The sexual life of many couple is stale, boring and incompatible. Many couples don’t have that exciting sex life, and it’s not down to lack of trying, but being unaware of certain things that should be done.
The sex life of many partners die over time, but a 2016 research has found that there are ways that couples can sustain–or relight their passion.
In a study published in the Journal of Personality and Social Psychology, Gurit Birnbaum and co-author Harry Reis, professor of psychology at the University of Rochester, report that responsiveness outside of the bedroom is a good tool to keeping your sex life exciting.
As part of the study, the researchers conducted three experiments, one of which consisted of 100 couples who kept a diary for six weeks. Both partners reported on their own level of sexual desire each day as well as their perceptions of their partner’s responsiveness. They also reported their own levels of feeling special and perceptions of their partner’s mate value.
The results indicated that when men and women perceive their partners as responsive, they feel special and think of their partner as a valuable mate, which boosted sexual desirability.
“Our research shows that partners who are responsive to each other outside the bedroom are able to maintain their sexual desire,” says Gurit Birnbaum, psychology professor at the Interdisciplinary Center (IDC) in Herzliya, Israel. Birnbaum and her coauthors also found that women’s desire is more strongly affected by their partner’s responsiveness than men’s desire–although men report a boost, as well.

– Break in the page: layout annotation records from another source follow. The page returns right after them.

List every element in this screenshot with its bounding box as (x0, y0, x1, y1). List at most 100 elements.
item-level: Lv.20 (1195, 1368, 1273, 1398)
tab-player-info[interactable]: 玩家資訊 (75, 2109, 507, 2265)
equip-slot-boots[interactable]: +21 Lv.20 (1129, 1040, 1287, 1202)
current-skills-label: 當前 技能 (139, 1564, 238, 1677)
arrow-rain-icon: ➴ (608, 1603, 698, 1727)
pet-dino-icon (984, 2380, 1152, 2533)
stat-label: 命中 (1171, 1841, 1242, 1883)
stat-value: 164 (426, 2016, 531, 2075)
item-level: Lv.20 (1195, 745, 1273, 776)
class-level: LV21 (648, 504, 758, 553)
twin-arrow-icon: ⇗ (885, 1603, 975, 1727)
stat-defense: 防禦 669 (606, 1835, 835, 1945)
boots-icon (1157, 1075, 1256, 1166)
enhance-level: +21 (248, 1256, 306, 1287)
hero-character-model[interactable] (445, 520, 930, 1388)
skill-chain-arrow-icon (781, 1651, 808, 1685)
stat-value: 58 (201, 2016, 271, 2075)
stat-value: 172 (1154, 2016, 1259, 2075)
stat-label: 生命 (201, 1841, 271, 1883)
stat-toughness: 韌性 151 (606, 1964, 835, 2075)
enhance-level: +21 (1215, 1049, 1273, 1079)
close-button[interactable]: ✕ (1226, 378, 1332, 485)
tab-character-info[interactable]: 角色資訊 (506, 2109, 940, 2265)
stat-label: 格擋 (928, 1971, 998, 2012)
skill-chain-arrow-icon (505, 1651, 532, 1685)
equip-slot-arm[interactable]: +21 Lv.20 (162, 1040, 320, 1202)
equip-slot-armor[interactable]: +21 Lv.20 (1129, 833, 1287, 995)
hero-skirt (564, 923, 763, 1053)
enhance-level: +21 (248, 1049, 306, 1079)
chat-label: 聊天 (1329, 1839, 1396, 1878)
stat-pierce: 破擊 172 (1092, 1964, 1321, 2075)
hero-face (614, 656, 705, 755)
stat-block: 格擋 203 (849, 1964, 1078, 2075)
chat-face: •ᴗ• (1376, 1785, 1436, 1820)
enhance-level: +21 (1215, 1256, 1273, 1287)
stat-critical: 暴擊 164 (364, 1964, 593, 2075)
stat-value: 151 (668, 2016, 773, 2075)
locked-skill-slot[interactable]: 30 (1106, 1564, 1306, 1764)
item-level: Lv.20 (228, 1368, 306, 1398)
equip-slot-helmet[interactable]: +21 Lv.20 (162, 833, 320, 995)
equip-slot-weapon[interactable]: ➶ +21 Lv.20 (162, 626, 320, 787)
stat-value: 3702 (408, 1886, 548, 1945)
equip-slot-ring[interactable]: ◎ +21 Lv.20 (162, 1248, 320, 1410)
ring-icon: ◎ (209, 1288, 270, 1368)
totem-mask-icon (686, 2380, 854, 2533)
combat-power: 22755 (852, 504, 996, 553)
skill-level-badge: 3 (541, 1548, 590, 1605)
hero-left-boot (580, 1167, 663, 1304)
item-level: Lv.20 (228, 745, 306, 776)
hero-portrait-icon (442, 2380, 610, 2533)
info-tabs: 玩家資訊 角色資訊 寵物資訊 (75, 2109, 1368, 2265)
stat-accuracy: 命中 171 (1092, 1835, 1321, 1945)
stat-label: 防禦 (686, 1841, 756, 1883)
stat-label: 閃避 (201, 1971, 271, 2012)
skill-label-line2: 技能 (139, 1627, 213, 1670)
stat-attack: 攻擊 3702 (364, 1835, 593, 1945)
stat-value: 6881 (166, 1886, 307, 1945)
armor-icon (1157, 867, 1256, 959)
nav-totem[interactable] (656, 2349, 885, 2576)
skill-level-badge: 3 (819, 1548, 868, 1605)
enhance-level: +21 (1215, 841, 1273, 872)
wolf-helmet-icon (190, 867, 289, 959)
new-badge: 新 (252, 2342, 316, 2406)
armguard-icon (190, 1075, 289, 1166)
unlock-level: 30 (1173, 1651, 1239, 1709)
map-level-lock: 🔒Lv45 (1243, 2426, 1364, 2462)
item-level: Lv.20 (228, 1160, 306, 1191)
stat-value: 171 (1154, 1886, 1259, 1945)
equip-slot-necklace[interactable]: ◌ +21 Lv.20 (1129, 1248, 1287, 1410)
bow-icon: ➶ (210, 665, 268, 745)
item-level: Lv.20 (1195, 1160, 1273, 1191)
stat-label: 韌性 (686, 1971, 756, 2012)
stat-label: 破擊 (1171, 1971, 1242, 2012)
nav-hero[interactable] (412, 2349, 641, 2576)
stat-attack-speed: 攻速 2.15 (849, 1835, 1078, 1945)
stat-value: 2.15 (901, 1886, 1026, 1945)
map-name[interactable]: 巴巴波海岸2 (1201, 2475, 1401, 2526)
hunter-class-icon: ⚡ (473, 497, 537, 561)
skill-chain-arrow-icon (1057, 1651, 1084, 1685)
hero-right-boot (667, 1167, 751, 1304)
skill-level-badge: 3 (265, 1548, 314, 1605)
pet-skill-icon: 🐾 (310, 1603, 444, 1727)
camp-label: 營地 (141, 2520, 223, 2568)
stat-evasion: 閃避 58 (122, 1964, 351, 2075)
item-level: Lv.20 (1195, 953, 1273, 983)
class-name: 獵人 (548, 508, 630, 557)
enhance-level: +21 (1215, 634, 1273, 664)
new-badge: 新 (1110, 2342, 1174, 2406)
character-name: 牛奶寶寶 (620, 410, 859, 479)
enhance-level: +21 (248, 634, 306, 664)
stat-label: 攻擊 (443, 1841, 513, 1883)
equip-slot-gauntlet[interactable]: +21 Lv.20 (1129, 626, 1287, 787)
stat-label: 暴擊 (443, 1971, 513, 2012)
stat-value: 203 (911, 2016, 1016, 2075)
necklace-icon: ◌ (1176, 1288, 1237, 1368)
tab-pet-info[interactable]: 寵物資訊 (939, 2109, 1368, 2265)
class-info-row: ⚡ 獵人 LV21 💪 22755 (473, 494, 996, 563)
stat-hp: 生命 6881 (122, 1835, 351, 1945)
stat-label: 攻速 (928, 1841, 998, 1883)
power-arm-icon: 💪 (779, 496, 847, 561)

“Responsiveness–which is a type of intimacy–is so important in a relationship because it signals that one is really concerned with the welfare of the other, but in a way that is truly open and informed about what the other cares about and wants,” says Birnbaum.
Responsive partners are willing to invest resources in the relationship, and show understanding at a deep level. They make the relationship feel special–that their relationship is unique–which is, at least in Western societies, what people seek from their romantic relationships.